Lenses

Bidirectional transformations between sample types

Lenses provide bidirectional transformations between sample types, enabling datasets to be viewed through different schemas without duplicating data.

Overview

A lens consists of:

Getter: Transforms source type S to view type V
Putter: Updates source based on a modified view (optional)

Creating a Lens

Use the @lens decorator to define a getter:

import atdata
from numpy.typing import NDArray

@atdata.packable
class FullSample:
    image: NDArray
    label: str
    confidence: float
    metadata: dict

@atdata.packable
class SimpleSample:
    label: str
    confidence: float

@atdata.lens
def simplify(src: FullSample) -> SimpleSample:
    return SimpleSample(label=src.label, confidence=src.confidence)

The decorator:

Creates a Lens object from the getter function
Registers it in the global LensNetwork registry
Extracts source/view types from annotations

Adding a Putter

To enable bidirectional updates, add a putter:

@simplify.putter
def simplify_put(view: SimpleSample, source: FullSample) -> FullSample:
    return FullSample(
        image=source.image,
        label=view.label,
        confidence=view.confidence,
        metadata=source.metadata,
    )

The putter receives:

view: The modified view value
source: The original source value

It returns an updated source that reflects changes from the view.

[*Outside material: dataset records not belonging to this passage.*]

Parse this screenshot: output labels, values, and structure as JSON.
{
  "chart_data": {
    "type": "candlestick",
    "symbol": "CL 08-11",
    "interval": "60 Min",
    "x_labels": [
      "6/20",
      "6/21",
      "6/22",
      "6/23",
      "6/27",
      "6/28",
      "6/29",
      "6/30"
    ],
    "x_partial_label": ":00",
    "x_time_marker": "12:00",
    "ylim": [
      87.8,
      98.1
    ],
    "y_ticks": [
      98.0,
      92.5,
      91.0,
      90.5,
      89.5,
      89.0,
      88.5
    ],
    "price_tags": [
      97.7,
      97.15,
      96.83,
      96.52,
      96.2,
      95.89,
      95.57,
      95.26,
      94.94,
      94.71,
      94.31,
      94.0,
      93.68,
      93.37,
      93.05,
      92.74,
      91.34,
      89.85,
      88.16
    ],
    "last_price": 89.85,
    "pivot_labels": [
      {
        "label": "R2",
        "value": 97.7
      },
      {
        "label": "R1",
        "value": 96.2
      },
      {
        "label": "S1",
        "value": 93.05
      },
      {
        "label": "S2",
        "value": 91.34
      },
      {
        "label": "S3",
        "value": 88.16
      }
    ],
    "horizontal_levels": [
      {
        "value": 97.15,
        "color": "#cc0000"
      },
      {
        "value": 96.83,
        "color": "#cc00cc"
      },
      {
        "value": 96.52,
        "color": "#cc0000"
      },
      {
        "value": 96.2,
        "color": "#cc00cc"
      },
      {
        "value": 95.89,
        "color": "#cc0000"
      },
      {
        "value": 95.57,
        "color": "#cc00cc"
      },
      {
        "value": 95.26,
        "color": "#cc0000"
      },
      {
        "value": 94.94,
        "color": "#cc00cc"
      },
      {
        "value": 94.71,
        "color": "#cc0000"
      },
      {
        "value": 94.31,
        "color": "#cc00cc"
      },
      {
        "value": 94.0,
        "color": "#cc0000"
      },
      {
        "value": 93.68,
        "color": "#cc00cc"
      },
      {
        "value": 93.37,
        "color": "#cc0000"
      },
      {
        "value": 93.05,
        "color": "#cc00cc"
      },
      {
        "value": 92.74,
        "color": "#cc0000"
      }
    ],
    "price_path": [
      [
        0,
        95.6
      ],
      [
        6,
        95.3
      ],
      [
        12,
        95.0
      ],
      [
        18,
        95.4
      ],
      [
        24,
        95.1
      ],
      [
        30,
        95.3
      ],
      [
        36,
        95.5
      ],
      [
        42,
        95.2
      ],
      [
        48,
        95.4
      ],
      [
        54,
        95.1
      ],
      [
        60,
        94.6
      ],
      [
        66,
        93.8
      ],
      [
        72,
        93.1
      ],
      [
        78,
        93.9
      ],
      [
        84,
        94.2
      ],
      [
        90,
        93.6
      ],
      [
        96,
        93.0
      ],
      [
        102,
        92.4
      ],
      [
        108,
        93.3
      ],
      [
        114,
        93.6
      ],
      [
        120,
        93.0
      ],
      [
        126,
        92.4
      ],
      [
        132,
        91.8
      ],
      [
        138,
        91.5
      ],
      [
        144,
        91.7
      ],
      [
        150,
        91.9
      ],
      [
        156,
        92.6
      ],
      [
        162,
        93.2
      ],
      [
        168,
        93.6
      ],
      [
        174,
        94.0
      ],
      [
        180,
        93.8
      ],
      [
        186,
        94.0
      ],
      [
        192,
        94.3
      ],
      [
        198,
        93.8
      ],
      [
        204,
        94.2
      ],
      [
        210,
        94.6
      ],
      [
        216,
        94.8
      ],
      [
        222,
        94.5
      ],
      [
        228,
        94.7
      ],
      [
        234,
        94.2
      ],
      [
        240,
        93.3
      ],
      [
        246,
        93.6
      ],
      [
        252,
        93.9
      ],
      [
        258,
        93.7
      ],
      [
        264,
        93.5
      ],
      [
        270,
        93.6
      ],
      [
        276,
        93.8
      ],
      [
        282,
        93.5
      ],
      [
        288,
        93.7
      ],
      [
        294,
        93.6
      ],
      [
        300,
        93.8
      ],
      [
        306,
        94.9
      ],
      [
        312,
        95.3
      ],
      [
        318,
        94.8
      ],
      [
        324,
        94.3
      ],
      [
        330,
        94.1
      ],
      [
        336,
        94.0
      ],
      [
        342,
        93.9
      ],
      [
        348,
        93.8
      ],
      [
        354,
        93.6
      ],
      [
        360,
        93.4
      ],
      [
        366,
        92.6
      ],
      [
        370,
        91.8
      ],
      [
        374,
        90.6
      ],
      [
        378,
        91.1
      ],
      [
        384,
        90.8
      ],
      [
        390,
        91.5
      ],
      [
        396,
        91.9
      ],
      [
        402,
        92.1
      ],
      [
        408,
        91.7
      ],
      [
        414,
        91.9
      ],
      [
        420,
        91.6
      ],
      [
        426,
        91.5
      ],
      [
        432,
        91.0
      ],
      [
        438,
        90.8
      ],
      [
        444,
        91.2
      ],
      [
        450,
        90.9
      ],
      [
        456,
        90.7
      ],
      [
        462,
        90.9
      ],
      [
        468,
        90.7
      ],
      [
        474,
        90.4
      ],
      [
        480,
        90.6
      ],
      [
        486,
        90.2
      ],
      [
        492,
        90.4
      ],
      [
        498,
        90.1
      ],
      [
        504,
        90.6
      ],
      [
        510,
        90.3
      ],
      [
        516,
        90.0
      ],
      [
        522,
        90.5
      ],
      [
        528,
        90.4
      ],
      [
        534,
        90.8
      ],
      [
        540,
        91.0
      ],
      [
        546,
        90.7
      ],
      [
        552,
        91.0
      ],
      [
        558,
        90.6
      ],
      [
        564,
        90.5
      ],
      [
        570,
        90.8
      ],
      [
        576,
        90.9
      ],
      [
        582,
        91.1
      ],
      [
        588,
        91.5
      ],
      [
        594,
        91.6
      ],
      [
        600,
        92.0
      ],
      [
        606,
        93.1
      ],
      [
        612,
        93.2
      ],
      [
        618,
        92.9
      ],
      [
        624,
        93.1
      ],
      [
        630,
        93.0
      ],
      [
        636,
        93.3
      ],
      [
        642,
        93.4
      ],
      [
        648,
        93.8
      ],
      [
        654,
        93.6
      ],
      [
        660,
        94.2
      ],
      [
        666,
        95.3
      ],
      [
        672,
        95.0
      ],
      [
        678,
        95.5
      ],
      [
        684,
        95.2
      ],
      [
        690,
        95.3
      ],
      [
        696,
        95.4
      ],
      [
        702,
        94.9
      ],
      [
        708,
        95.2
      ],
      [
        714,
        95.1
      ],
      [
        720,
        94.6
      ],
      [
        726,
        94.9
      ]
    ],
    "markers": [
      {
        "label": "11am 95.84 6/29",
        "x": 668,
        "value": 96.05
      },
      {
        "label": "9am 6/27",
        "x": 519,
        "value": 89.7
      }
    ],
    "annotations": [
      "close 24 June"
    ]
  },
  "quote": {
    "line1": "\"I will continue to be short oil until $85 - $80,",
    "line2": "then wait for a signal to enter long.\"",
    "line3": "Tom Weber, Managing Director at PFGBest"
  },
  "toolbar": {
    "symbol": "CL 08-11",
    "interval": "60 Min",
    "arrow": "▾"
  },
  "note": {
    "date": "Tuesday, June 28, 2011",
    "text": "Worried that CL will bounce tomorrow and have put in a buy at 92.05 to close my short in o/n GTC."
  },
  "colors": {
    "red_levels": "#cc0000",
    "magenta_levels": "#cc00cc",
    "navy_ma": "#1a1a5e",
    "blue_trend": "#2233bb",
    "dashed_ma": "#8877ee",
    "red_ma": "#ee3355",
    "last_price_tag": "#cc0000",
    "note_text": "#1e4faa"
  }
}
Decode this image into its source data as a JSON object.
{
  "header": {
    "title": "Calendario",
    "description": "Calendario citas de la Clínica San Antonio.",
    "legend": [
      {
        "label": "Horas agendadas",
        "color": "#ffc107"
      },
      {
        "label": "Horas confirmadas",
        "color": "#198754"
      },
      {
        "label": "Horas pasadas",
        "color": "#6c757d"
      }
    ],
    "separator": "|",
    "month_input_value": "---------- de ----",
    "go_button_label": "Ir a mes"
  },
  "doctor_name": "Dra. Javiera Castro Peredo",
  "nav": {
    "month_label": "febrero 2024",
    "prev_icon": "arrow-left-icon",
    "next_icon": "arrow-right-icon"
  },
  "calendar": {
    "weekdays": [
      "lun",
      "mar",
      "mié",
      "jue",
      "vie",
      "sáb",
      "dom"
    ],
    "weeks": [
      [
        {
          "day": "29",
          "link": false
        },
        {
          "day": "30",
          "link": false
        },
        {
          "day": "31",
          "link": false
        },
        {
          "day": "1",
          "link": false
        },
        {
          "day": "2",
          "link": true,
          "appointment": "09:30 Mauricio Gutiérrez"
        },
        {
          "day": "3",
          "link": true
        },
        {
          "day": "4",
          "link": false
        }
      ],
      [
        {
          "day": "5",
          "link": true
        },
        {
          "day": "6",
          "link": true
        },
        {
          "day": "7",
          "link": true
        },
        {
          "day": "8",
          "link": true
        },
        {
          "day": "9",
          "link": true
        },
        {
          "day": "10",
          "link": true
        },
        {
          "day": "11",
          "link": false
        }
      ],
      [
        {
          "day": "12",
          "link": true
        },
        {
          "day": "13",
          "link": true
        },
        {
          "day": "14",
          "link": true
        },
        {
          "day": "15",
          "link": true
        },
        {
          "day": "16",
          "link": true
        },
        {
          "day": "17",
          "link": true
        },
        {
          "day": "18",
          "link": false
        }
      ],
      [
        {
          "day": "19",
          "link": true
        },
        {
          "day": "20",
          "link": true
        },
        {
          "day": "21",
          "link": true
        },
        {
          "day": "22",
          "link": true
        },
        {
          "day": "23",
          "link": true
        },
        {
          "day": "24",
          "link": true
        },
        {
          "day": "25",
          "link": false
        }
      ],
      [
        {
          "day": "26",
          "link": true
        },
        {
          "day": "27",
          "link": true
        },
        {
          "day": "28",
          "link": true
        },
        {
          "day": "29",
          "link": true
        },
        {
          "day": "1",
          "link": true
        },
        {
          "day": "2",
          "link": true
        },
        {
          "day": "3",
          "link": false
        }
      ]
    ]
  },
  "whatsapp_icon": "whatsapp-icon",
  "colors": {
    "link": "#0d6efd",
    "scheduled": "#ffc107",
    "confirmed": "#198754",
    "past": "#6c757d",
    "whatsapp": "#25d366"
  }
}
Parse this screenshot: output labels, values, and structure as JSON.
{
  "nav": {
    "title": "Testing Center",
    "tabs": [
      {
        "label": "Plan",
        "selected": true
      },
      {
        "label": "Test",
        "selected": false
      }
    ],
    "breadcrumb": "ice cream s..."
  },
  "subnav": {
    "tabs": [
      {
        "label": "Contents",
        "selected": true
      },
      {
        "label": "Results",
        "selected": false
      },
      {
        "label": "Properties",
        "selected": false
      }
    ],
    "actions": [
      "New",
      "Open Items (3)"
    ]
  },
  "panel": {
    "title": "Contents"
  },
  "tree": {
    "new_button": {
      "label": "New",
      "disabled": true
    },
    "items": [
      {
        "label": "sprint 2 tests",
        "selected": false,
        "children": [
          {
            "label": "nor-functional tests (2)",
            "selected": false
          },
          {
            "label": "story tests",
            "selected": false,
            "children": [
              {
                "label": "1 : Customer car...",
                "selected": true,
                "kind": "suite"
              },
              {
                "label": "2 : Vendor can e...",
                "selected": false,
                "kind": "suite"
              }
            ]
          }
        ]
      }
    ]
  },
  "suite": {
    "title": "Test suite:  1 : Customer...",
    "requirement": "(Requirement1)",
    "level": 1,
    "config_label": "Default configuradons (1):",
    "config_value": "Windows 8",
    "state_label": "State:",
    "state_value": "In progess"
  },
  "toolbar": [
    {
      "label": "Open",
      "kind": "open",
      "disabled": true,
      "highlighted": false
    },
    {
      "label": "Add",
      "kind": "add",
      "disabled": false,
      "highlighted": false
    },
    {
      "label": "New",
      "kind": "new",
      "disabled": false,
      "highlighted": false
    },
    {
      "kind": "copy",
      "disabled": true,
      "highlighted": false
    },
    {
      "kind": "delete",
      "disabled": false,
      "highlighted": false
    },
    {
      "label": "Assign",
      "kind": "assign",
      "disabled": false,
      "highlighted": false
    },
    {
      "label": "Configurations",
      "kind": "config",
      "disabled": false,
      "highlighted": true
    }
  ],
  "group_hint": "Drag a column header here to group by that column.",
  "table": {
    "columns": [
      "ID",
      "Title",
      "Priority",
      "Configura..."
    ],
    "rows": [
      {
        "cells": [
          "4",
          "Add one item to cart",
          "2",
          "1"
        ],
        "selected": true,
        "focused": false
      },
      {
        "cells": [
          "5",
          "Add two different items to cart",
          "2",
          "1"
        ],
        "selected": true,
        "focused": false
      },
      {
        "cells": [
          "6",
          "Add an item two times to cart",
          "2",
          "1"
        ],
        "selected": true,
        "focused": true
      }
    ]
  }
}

Using Lenses with Datasets

Lenses integrate with Dataset.as_type():

dataset = atdata.Dataset[FullSample]("data-{000000..000009}.tar")

# View through a different type
simple_ds = dataset.as_type(SimpleSample)

for batch in simple_ds.ordered(batch_size=32):
    # Only SimpleSample fields available
    labels = batch.label
    scores = batch.confidence

Direct Lens Usage

Lenses can also be called directly:

import numpy as np

full = FullSample(
    image=np.zeros((224, 224, 3)),
    label="cat",
    confidence=0.95,
    metadata={"source": "training"}
)

# Apply getter
simple = simplify(full)
# Or: simple = simplify.get(full)

# Apply putter
modified_simple = SimpleSample(label="dog", confidence=0.87)
updated_full = simplify.put(modified_simple, full)
# updated_full has label="dog", confidence=0.87, but retains
# original image and metadata

Lens Laws

Well-behaved lenses should satisfy these properties:

If you get a view and immediately put it back, the source is unchanged:

view = lens.get(source)
assert lens.put(view, source) == source

If you put a view, getting it back yields that view:

updated = lens.put(view, source)
assert lens.get(updated) == view

Putting twice is equivalent to putting once with the final value:

result1 = lens.put(v2, lens.put(v1, source))
result2 = lens.put(v2, source)
assert result1 == result2

Trivial Putter

If no putter is defined, a trivial putter is used that ignores view updates:

@atdata.lens
def extract_label(src: FullSample) -> SimpleSample:
    return SimpleSample(label=src.label, confidence=src.confidence)

# Without a putter, put() returns the original source unchanged
view = SimpleSample(label="modified", confidence=0.5)
updated = extract_label.put(view, original)
assert updated == original  # No changes applied

LensNetwork Registry

The LensNetwork is a singleton that stores all registered lenses:

from atdata.lens import LensNetwork

network = LensNetwork()

# Look up a specific lens
lens = network.transform(FullSample, SimpleSample)

# Raises ValueError if no lens exists
try:
    lens = network.transform(TypeA, TypeB)
except ValueError:
    print("No lens registered for TypeA -> TypeB")

Example: Feature Extraction

@atdata.packable
class RawSample:
    audio: NDArray
    text: str
    speaker_id: int

@atdata.packable
class TextFeatures:
    text: str
    word_count: int

@atdata.lens
def extract_text(src: RawSample) -> TextFeatures:
    return TextFeatures(
        text=src.text,
        word_count=len(src.text.split())
    )

@extract_text.putter
def extract_text_put(view: TextFeatures, source: RawSample) -> RawSample:
    return RawSample(
        audio=source.audio,
        text=view.text,
        speaker_id=source.speaker_id
    )